Over the next two years, 690 graduate students signed cards expressing their desire for a union to represent their interests. On February 12, 1999, TUGSA representatives took these cards and filed a request for a union election with the Pennsylvania Labor Relations Board.
Although hearings are usually scheduled within weeks of such requests, the PLRB did not schedule a hearing until August 10. That date was further postponed when lawyers for Temple administration asked for an extension on the grounds that they needed to research facts and make their case more concise.
In the hearings, TUGSA argued that graduate students who are employed by the University should be considered employees as well as students and therefore entitled to the same rights and benefits as other employees, including union representation if the majority of employees desire a union.
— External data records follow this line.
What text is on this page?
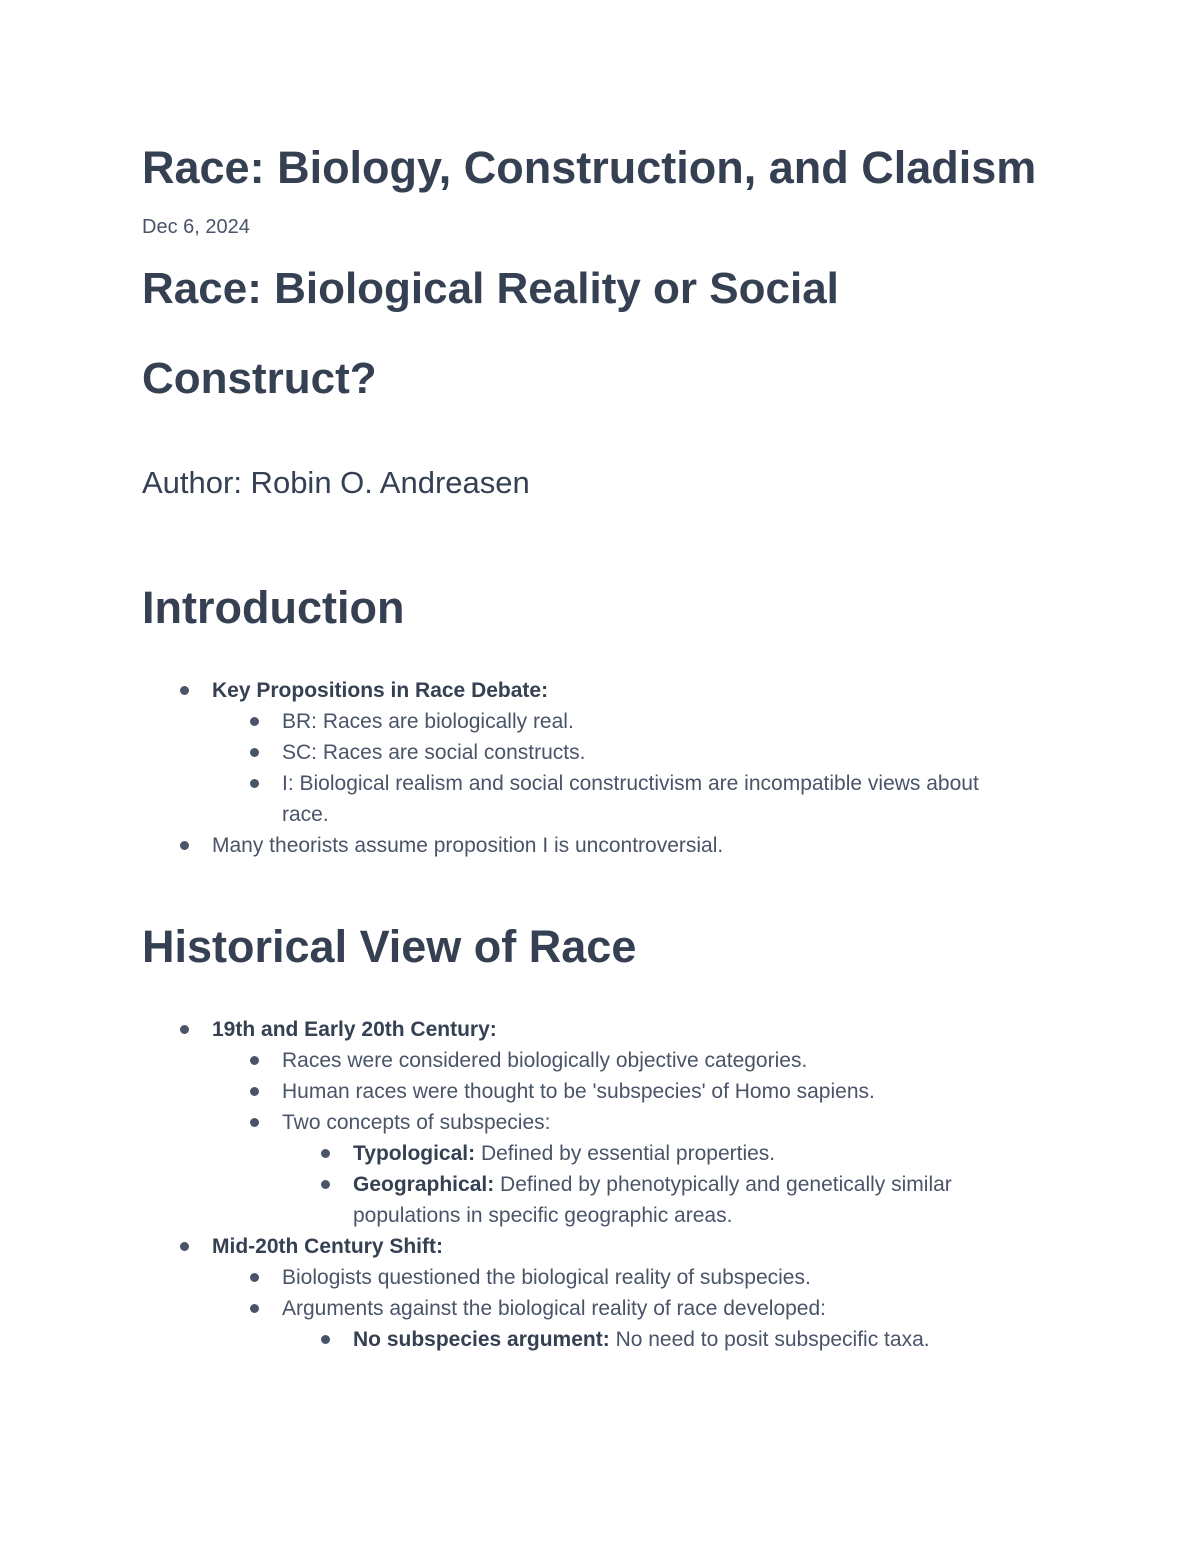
Race: Biology, Construction, and Cladism
Dec 6, 2024
Race: Biological Reality or Social Construct?
Author: Robin O. Andreasen
Introduction
Key Propositions in Race Debate:
BR: Races are biologically real.
SC: Races are social constructs.
I: Biological realism and social constructivism are incompatible views about race.
Many theorists assume proposition I is uncontroversial.
Historical View of Race
19th and Early 20th Century:
Races were considered biologically objective categories.
Human races were thought to be 'subspecies' of Homo sapiens.
Two concepts of subspecies:
Typological: Defined by essential properties.
Geographical: Defined by phenotypically and genetically similar populations in specific geographic areas.
Mid-20th Century Shift:
Biologists questioned the biological reality of subspecies.
Arguments against the biological reality of race developed:
No subspecies argument: No need to posit subspecific taxa.
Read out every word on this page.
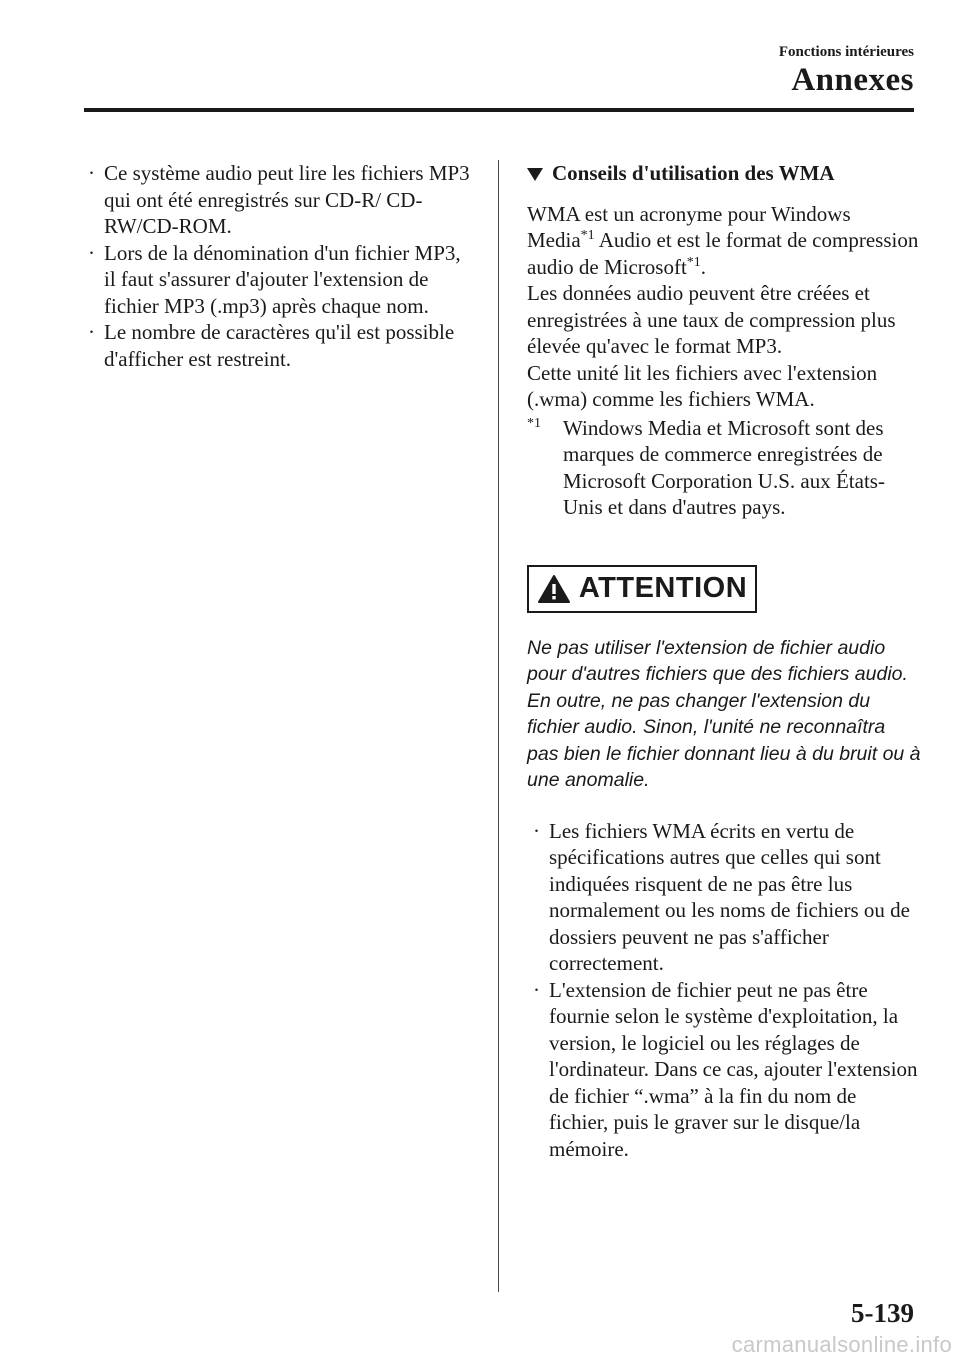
Fonctions intérieures
Annexes
· Ce système audio peut lire les fichiers MP3 qui ont été enregistrés sur CD-R/ CD-RW/CD-ROM.
· Lors de la dénomination d'un fichier MP3, il faut s'assurer d'ajouter l'extension de fichier MP3 (.mp3) après chaque nom.
· Le nombre de caractères qu'il est possible d'afficher est restreint.
Conseils d'utilisation des WMA

WMA est un acronyme pour Windows Media$^{*1}$ Audio et est le format de compression audio de Microsoft$^{*1}$.

Les données audio peuvent être créées et enregistrées à une taux de compression plus élevée qu'avec le format MP3.

Cette unité lit les fichiers avec l'extension (.wma) comme les fichiers WMA.

$^{*1}$ Windows Media et Microsoft sont des marques de commerce enregistrées de Microsoft Corporation U.S. aux États-Unis et dans d'autres pays.
ATTENTION
Ne pas utiliser l'extension de fichier audio pour d'autres fichiers que des fichiers audio. En outre, ne pas changer l'extension du fichier audio. Sinon, l'unité ne reconnaîtra pas bien le fichier donnant lieu à du bruit ou à une anomalie.
· Les fichiers WMA écrits en vertu de spécifications autres que celles qui sont indiquées risquent de ne pas être lus normalement ou les noms de fichiers ou de dossiers peuvent ne pas s'afficher correctement.
· L'extension de fichier peut ne pas être fournie selon le système d'exploitation, la version, le logiciel ou les réglages de l'ordinateur. Dans ce cas, ajouter l'extension de fichier “.wma” à la fin du nom de fichier, puis le graver sur le disque/la mémoire.
5-139
carmanualsonline.info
Temple administration argued that graduate students who work for the University are primarily students and should therefore not be categorized as employees.
Over a year later, in October 2000, the Labor Board finally ruled that graduate students who work at Temple are in fact employees and therefore can unionize. In March 2001, Temple graduate student employees voted 290 to 16 in favor of union representation. Temple administration promptly filed a legal challenge, again arguing that employed graduate students are not employees, but eventually agreed to accept the PLRB’s decision.